Employment Matters column, i711.com


About 10,000 years ago, there was a radical change in the way people lived. Before then, we had to chase down our food or gather local wild plants wherever we happened to be. When animals migrated, people followed – they stayed close to the food.

But eventually we learned to grow our own food, and do it on a scale large enough to support settled communities. People began to gather in villages, towns and cities instead of moving around constantly. This meant more people living together and communicating with each other.

The earliest forms of writing appeared in the Middle East, and focused mostly on food – counting it, trading it, keeping track of who owned it. For centuries, all writing was done by hand, and of course we still teach children how to write in our schools today. Reading and writing was once a skill reserved for kings, church leaders and the rich. Today, any schoolchild can learn how to do it.

The Chinese were the first to develop ways of printing. 500 years ago a German man created a machine for printing books. It was a crude machine by today’s standards, but it was a major revolution at the time – it was technology that would truly change the world.

The ability to print books and distribute them far and wide led to an explosion of new ideas and the exchange of ideas. This explosion was called the Renaissance in Europe, and the effects of that explosion are still felt today. It did a lot to promote an idea we’re still exploring – we call it democracy.

We are, right now, in the middle of another explosion. It seems to be happening in slow motion to us, but from a historical perspective, the last 10 years have done what took centuries before.

When the technology of printed books became available it was still several hundred years before enough people could read and write to support a thriving market for books.

When the Internet opened to the general public, most users were already literate, and thus ready to instantly take advantage of the Net’s power. Today we take it for granted that a blog published on the other side of the world just minutes ago is available to us immediately. We forget what an amazing achievement that is.

There is still another, smaller explosion, but one closer to our personal experience – the growth of ASL’s “written” form, recorded and live ASL. It’s been available in video for years through videocameras and televisions, but the quality has gone up as cost has come downand the Net has made sharing video easier than printing. We are now floating in an ocean of ASL on video, and this new ocean is growing wider and deeper by the day.

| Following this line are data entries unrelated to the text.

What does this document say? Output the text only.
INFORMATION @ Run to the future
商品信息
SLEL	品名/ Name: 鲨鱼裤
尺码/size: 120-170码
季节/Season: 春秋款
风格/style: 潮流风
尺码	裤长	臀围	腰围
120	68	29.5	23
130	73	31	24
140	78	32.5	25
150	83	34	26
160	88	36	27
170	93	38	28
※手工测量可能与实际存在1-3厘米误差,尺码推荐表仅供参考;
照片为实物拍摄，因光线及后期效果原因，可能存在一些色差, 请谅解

For the Deaf community, this change is every bit as powerful as the development of printed books was for medieval Europe. The success of ASL discussion forums and the vigorous debates we see there echo the vibrant discussions sparked by expanding access to books hundreds of years ago.

We are lucky to be alive at this time, witness to the birth of videophones and ASL online. It is changing our present, it is changing our future, and it is changing us.